“Save This Map!” – A Striking Snapshot of Europe on the Brink in 1939

“Save This Map!” – A Striking Snapshot of Europe on the Brink in 1939

Nine days after Germany invaded Poland and one week after Britain and France declared war, the Los Angeles Times published this dramatic full-page rotogravure map with a bold instruction: “SAVE THIS MAP! IT SHOWS THE THEATER OF WAR.”

Created by Times staff artist Charles Owens and dated Sunday, September 10, 1939, the map is both a practical reference and a piece of wartime graphic design that feels almost cinematic. A dark storm cloud of German troops sweeps from the west, their arrowed advance piercing Poland like black lightning. Swastika flags mark the front lines, while tiny illustrations of battleships, submarines, and aircraft dot the seas and skies.

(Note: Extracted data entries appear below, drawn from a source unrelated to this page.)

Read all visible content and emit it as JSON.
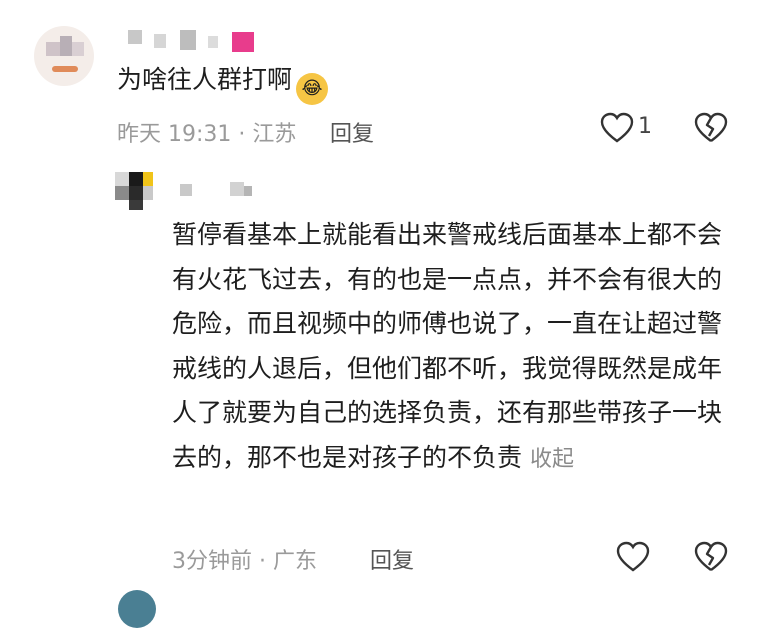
{
  "comment": {
    "text": "为啥往人群打啊",
    "emoji": "😂",
    "time": "昨天 19:31",
    "location": "· 江苏",
    "reply_label": "回复",
    "like_count": "1"
  },
  "reply": {
    "text": "暂停看基本上就能看出来警戒线后面基本上都不会有火花飞过去，有的也是一点点，并不会有很大的危险，而且视频中的师傅也说了，一直在让超过警戒线的人退后，但他们都不听，我觉得既然是成年人了就要为自己的选择负责，还有那些带孩子一块去的，那不也是对孩子的不负责",
    "collapse_label": "收起",
    "time": "3分钟前",
    "location": "· 广东",
    "reply_label": "回复"
  },
  "icons": {
    "like": "heart-outline-icon",
    "dislike": "broken-heart-icon"
  },
  "colors": {
    "meta_text": "#9a9a9a",
    "icon_stroke": "#333333"
  }
}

What makes the map fascinating today is how much it reveals about what Americans knew—and feared—at the very start of World War II in Europe:

  • Poland is still shown as a large, intact country (in reality, it would be fully partitioned between Germany and the Soviet Union just weeks later when the USSR invaded from the east on September 17).
  • The Soviet Union appears neutral and untouched, with no hint of the Molotov–Ribbentrop Pact or the coming Soviet stab-in-the-back.
  • Britain and France are depicted mobilising but not yet fighting (The Phoney War period).
  • The Maginot Line is prominently labeled along the Franco-German border—symbol of a defensive mindset that would soon prove tragically inadequate.
  • British naval bases (Scapa Flow, Gibraltar, Malta, Alexandria) and the Italian naval base at Taranto are carefully marked, foreshadowing the Mediterranean as a critical theatre.

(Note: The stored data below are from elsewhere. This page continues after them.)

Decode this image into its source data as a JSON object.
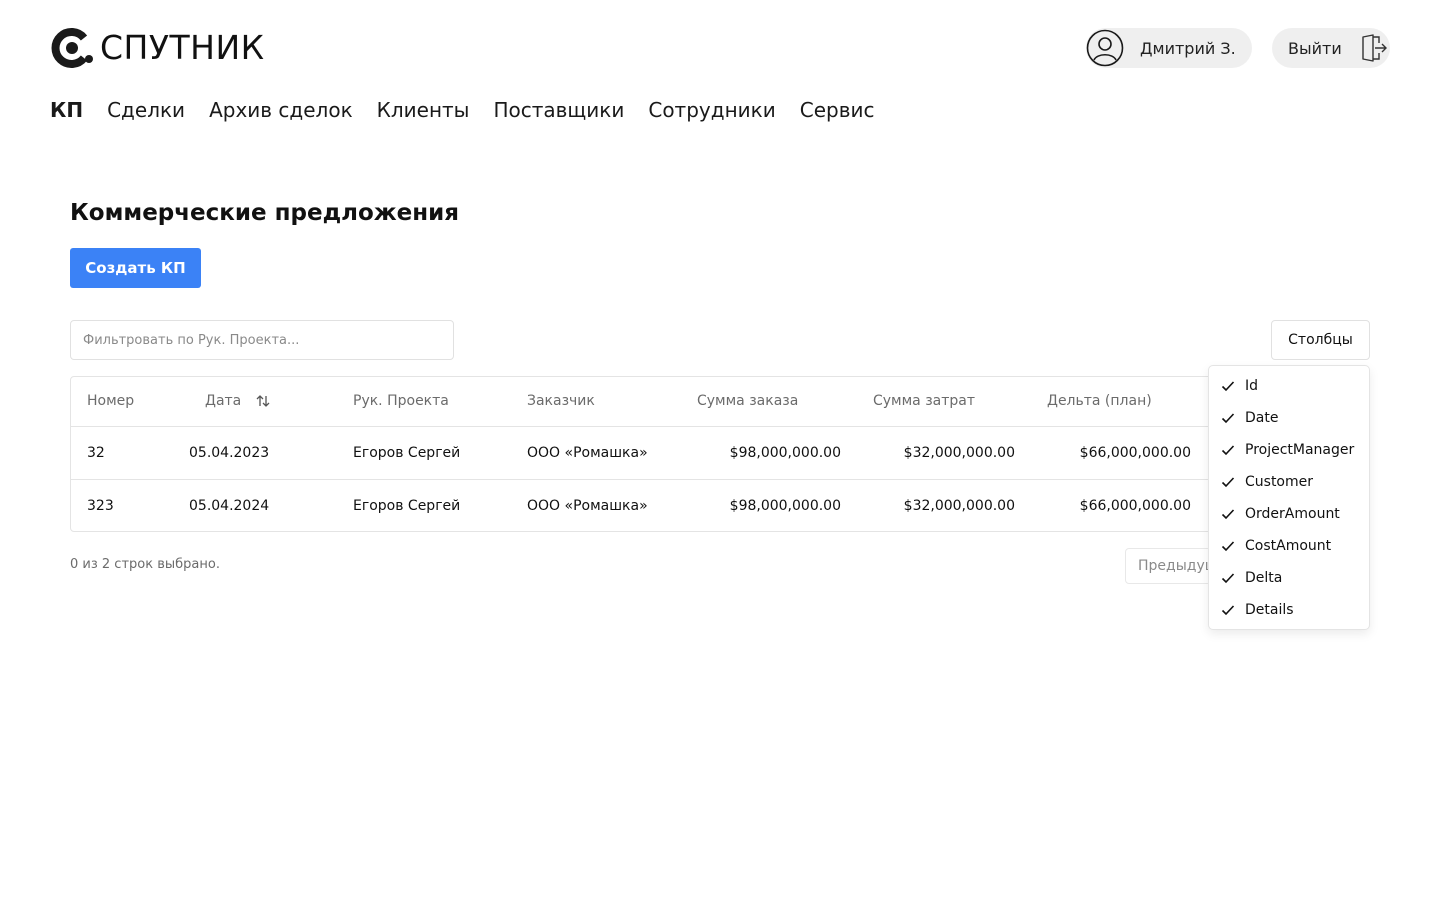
{
  "header": {
    "logo_text": "СПУТНИК",
    "user_name": "Дмитрий З.",
    "logout_label": "Выйти"
  },
  "nav": {
    "items": [
      {
        "label": "КП",
        "active": true
      },
      {
        "label": "Сделки",
        "active": false
      },
      {
        "label": "Архив сделок",
        "active": false
      },
      {
        "label": "Клиенты",
        "active": false
      },
      {
        "label": "Поставщики",
        "active": false
      },
      {
        "label": "Сотрудники",
        "active": false
      },
      {
        "label": "Сервис",
        "active": false
      }
    ]
  },
  "page": {
    "title": "Коммерческие предложения",
    "create_button": "Создать КП",
    "filter_placeholder": "Фильтровать по Рук. Проекта...",
    "columns_button": "Столбцы"
  },
  "table": {
    "columns": [
      "Номер",
      "Дата",
      "Рук. Проекта",
      "Заказчик",
      "Сумма заказа",
      "Сумма затрат",
      "Дельта (план)"
    ],
    "rows": [
      [
        "32",
        "05.04.2023",
        "Егоров Сергей",
        "ООО «Ромашка»",
        "$98,000,000.00",
        "$32,000,000.00",
        "$66,000,000.00"
      ],
      [
        "323",
        "05.04.2024",
        "Егоров Сергей",
        "ООО «Ромашка»",
        "$98,000,000.00",
        "$32,000,000.00",
        "$66,000,000.00"
      ]
    ]
  },
  "footer": {
    "selected_info": "0 из 2 строк выбрано.",
    "prev_button": "Предыдущая"
  },
  "columns_menu": {
    "items": [
      "Id",
      "Date",
      "ProjectManager",
      "Customer",
      "OrderAmount",
      "CostAmount",
      "Delta",
      "Details"
    ],
    "checked": [
      true,
      true,
      true,
      true,
      true,
      true,
      true,
      true
    ]
  },
  "colors": {
    "primary": "#3b82f6",
    "pill_bg": "#efefef",
    "border": "#e4e4e4"
  }
}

The tone is urgent but not yet despairing. The war is still mostly “over there.” American readers are being asked to preserve the map the way people today might bookmark a live-updating dashboard—because everything is about to change, week by week.

Owens’ illustration style—dramatic shading, bold arrows, and that menacing cloud bank rolling eastward—turns a simple political map into propaganda-grade storytelling. It’s easy to imagine families unfolding this page at the breakfast table, tracing the black arrows with their fingers, and wondering how far the storm would spread.

Eighty-six years later, the map is a frozen moment: the last Sunday when “the war” still looked containable on a single newspaper page.